MIPS: The DOs and DON’Ts in choosing quality over value
Updated: Dec 21, 2021
The American Academy of Family Physicians has called the Merit-Based Incentive Payment System, or MIPS, “the first real opportunity for high-performing physicians to earn substantial bonuses, and for all physicians to avoid penalties if they meet prospectively established quality thresholds.”
The MIPS program is one of two tracks under the Quality Payment Program, which moves Medicare Part B providers to a performance-based payment system. It assesses physician performance under four categories to determine whether an individual qualifies for an incentive payment. The categories are: quality, cost, promoting interoperability, and clinical practice improvement activities.

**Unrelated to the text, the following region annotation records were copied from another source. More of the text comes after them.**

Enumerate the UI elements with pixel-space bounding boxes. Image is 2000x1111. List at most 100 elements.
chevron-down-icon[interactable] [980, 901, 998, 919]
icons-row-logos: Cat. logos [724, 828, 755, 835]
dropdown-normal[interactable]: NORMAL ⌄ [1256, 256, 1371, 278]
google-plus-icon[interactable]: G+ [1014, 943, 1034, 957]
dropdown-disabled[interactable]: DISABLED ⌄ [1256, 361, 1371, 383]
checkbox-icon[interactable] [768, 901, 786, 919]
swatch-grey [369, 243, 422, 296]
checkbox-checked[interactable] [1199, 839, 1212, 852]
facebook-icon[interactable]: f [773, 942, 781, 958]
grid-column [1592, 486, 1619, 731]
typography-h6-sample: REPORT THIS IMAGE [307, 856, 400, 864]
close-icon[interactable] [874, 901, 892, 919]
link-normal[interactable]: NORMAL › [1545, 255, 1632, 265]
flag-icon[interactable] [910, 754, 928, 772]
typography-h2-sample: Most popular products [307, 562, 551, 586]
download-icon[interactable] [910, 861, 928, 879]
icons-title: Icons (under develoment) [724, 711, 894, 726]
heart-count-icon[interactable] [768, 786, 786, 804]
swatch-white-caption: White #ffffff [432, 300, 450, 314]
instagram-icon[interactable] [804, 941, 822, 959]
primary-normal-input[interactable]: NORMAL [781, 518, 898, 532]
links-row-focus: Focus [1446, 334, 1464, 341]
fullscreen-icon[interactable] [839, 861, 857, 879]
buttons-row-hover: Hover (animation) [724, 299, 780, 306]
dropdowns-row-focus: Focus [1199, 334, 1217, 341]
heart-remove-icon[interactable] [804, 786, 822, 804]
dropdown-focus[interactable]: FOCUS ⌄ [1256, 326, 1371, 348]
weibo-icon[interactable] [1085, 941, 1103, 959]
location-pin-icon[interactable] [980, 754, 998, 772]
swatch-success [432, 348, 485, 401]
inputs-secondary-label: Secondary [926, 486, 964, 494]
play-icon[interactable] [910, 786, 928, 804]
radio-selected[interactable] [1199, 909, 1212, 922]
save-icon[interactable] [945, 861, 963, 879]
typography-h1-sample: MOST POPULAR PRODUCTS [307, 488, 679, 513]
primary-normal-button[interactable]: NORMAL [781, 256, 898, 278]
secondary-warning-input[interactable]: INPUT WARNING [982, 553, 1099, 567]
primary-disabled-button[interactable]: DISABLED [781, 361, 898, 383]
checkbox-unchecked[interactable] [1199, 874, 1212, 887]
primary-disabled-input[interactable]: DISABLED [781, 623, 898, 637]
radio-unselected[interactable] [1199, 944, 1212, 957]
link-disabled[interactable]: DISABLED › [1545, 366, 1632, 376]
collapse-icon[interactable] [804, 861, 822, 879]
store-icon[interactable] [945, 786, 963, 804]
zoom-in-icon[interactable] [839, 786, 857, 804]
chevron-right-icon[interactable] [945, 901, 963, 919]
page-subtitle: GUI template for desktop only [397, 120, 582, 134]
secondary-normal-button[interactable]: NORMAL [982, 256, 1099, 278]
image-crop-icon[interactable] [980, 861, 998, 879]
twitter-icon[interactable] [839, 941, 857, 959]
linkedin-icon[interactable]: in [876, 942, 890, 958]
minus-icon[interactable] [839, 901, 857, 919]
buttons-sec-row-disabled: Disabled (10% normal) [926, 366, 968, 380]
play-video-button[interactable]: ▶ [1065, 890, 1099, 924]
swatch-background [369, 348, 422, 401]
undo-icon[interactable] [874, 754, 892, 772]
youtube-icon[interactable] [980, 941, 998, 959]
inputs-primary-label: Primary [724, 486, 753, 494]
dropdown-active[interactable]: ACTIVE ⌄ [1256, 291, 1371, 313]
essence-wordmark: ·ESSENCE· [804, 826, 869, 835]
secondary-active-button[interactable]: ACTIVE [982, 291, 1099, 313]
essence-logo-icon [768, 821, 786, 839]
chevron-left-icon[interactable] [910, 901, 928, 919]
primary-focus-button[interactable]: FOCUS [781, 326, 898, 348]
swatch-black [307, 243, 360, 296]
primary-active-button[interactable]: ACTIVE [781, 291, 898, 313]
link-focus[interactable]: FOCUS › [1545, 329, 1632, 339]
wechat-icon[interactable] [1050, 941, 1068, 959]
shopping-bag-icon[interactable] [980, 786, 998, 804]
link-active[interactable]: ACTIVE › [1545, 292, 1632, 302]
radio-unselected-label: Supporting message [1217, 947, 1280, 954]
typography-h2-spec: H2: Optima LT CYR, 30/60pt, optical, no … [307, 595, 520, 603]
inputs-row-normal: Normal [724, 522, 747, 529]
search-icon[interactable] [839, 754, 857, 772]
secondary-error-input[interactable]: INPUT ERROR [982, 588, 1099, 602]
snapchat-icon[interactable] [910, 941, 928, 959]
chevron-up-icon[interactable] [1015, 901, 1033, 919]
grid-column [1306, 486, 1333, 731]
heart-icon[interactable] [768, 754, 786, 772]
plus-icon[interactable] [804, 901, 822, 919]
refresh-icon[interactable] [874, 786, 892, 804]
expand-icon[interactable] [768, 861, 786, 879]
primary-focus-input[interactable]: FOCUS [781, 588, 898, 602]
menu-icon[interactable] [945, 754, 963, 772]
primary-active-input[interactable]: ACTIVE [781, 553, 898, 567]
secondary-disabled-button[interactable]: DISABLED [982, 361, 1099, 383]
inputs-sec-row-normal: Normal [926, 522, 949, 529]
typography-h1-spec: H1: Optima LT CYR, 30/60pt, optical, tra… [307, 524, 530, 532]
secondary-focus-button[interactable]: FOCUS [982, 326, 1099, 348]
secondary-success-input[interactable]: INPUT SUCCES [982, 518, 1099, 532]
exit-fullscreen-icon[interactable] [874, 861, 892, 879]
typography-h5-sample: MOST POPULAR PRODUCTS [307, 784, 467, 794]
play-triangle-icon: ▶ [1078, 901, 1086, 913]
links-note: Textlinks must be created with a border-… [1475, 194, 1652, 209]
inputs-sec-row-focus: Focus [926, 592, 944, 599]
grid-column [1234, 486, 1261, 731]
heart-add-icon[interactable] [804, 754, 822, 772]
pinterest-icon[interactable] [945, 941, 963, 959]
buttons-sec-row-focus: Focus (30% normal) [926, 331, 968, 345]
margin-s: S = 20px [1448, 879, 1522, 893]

Highlighting the importance of quality over value is ingrained in the framework of these models, but quality can be defined in different ways by various people. The six domains of healthcare quality, according to the Agency for Healthcare Research and Quality, are determining if the care is: safe, effective, timely, efficient, equitable, and patient-centered.
Patient safety is crucial to quality care. Measures such as preventable infections and preventable hospitalizations openly highlight patient safety as a critical quality measure.
DO prevent unnecessary hospitalizations;
DO follow proper steps to ensuring patient safety;
DON’T improperly bandage surgical sites, which can lead to infection and, therefore, unnecessary hospitalization.
Readmission rates are the most common quality measure that emphasizes effective care.
DO make sure patients receive proper care in the hospital;
DO counsel them correctly on care coordination after discharge, which should keep readmission rates low;
DON’T focus on process measures.
While it can be difficult to capture timely delivery for each patient, proxy measures help with this.
DO conduct patient-reported measures determining factors such as whether they were seen promptly or had to wait for an appointment;
DON’T avoid surveys such as those from the Consumer Assessment of Healthcare Providers and Systems (CAHPS) Survey which help capture timeliness
Equity of care can be a challenging quality metric to capture, but population-health-reporting strategies can help understand if a plan and provider are delivering equitable care.
DO check to see if screening rates are similar across various demographic groups.
DON’T rely solely on value-based care deals.
Patient experiences are normally collected by providers through CAHPS surveys to measure a patient’s perceptions of the care they are receiving from their provider and their health plan.
DO leverage quality metrics depending on target population and stakeholder needs;
DON’T only use value-based care models as no single one can measure all aspects of quality.